Wien - Österreich zählt bei den Stammzellforschung offensichtlich zu den weltweit führenden Ländern. Wie eine nun im deutschen Magazin "Bild der Wissenschaft" veröffentlichte, auf wissenschaftlichen Publikationen basierende Analyse zeigt, liegt Österreich mit 50 Artikeln zum Thema Stammzellen je Million Einwohner auf Platz fünf der besten zehn Länder.

Damit findet sich Österreich noch vor den USA, Großbritannien und Deutschland. In dem von der Bibliometrie-Gruppe an der Zentralbibliothek des Forschungszentrums Jülich durchgeführten Ranking führt Israel mit 113 Artikeln je Million Einwohner vor Schweden (82), der Schweiz (76) und den Niederlanden (59). Hinter Österreich rangieren die USA (47), Großbritannien (44), Kanada (41), Deutschland und Finnland (je 40).

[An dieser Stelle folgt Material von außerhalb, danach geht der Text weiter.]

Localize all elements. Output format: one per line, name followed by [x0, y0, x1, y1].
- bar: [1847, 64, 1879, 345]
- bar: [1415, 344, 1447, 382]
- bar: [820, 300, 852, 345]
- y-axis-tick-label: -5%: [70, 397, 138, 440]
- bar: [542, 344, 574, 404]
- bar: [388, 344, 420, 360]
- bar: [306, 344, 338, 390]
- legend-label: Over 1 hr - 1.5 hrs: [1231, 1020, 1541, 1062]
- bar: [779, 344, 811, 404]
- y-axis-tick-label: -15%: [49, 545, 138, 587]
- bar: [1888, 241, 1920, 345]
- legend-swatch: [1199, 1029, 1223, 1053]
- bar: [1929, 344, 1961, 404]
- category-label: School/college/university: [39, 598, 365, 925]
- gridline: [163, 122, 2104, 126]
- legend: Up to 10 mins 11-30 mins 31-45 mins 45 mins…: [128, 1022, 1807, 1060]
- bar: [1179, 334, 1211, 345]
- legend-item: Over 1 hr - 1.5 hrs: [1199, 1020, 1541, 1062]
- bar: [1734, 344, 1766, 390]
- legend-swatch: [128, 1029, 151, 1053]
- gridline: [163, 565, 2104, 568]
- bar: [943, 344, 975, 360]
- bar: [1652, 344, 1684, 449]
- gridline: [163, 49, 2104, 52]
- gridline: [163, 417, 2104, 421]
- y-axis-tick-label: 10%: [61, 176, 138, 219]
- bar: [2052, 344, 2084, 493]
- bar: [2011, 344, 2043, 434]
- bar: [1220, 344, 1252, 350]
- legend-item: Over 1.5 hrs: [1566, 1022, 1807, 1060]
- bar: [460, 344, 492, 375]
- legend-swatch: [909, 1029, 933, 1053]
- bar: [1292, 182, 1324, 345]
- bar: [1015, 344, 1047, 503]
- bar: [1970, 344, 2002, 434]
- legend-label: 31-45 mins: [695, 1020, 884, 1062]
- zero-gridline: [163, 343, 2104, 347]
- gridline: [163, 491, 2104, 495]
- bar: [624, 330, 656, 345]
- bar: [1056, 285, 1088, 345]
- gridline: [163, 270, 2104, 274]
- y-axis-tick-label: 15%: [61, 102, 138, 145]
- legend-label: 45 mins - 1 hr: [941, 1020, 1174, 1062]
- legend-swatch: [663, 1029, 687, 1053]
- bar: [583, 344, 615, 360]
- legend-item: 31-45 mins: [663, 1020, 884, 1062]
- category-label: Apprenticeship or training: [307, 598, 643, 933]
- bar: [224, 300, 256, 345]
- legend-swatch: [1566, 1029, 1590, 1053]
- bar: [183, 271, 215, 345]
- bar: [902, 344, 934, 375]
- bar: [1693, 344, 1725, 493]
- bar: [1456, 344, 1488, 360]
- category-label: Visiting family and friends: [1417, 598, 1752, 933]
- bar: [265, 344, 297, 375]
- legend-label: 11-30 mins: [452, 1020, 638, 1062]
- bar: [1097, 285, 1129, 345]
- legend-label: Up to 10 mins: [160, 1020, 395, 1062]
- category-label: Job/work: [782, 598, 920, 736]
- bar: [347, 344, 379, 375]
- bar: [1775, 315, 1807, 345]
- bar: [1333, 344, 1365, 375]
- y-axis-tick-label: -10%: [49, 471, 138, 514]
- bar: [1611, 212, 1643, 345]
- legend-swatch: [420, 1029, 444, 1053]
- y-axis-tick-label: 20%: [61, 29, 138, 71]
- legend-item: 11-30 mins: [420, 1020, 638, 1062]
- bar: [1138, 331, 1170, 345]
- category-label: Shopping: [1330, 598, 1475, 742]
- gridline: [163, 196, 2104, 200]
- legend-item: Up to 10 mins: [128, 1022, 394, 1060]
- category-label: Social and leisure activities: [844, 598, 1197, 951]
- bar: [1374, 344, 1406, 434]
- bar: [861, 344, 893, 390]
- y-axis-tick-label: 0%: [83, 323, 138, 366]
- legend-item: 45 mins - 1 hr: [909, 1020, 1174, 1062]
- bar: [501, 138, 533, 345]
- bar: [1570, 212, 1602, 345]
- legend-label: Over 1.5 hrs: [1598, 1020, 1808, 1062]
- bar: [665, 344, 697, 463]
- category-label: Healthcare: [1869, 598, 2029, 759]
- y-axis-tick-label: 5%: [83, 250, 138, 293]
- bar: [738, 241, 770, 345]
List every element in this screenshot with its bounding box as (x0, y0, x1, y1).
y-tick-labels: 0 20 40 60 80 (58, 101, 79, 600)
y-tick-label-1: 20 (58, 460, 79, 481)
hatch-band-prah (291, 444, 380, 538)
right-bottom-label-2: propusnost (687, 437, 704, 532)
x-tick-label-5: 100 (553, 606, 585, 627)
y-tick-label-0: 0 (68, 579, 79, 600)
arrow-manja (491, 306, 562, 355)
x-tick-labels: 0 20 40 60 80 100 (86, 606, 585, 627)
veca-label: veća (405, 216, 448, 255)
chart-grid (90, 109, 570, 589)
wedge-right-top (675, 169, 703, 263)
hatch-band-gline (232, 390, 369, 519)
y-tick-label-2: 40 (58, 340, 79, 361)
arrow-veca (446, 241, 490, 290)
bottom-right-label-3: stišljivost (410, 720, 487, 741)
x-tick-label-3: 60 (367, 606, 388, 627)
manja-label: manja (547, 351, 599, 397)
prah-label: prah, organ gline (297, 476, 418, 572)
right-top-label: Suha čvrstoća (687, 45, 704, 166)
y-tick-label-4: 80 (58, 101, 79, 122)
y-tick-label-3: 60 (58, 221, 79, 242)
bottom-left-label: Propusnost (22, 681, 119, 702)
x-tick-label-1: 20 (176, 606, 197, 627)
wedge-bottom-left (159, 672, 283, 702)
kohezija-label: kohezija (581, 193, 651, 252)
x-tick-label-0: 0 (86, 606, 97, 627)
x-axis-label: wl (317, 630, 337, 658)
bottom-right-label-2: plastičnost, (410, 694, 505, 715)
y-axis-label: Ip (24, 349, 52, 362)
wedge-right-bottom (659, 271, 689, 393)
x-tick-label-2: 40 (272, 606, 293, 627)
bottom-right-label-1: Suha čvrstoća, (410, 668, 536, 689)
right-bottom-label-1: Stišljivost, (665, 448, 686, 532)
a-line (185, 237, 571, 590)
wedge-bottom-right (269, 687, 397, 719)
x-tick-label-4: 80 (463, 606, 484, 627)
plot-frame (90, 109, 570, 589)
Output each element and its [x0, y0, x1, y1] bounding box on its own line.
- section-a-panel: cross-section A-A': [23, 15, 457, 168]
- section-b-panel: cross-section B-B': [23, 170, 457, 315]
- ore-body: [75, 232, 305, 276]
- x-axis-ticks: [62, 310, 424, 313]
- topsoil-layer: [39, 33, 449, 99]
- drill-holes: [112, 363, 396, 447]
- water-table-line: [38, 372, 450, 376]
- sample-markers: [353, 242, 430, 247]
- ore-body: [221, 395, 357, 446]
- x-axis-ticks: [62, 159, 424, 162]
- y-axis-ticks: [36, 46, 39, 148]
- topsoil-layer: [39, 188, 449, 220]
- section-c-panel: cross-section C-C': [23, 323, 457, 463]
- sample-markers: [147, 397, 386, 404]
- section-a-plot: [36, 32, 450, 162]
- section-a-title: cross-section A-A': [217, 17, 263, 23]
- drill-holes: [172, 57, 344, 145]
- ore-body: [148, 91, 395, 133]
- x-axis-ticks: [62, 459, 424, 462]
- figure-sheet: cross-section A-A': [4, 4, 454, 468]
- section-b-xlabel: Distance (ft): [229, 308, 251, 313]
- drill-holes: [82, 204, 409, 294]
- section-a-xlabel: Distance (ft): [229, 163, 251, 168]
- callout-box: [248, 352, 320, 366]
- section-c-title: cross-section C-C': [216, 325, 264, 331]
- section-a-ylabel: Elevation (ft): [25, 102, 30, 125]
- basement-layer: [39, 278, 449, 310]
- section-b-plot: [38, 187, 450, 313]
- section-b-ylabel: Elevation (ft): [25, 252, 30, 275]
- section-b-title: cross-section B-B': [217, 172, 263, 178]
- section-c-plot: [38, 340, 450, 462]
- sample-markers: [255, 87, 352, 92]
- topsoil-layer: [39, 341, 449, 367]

Abseits vom Stammzell-Thema liegt beim Anteil der naturwissenschaftlichen Veröffentlichungen weltweit im Zeitraum 2000 bis 2004 die USA mit 27 Prozent unangefochten an der Spitze. Jede vierte veröffentlichte wissenschaftliche Arbeit in dieser Zeit kommt damit aus den USA. An zweiter Stelle kommt Großbritannien (8,7 Prozent), gefolgt von Japan (8,2), Deutschland (7,7), Frankreich (5,4), China (4,2), Kanada und Italien (je 4,0), Spanien und Russland (2,7 Prozent). Österreich liegt mit 0,9 Prozent gleichauf wie Dänemark und Finnland noch unter den Top-20. (APA)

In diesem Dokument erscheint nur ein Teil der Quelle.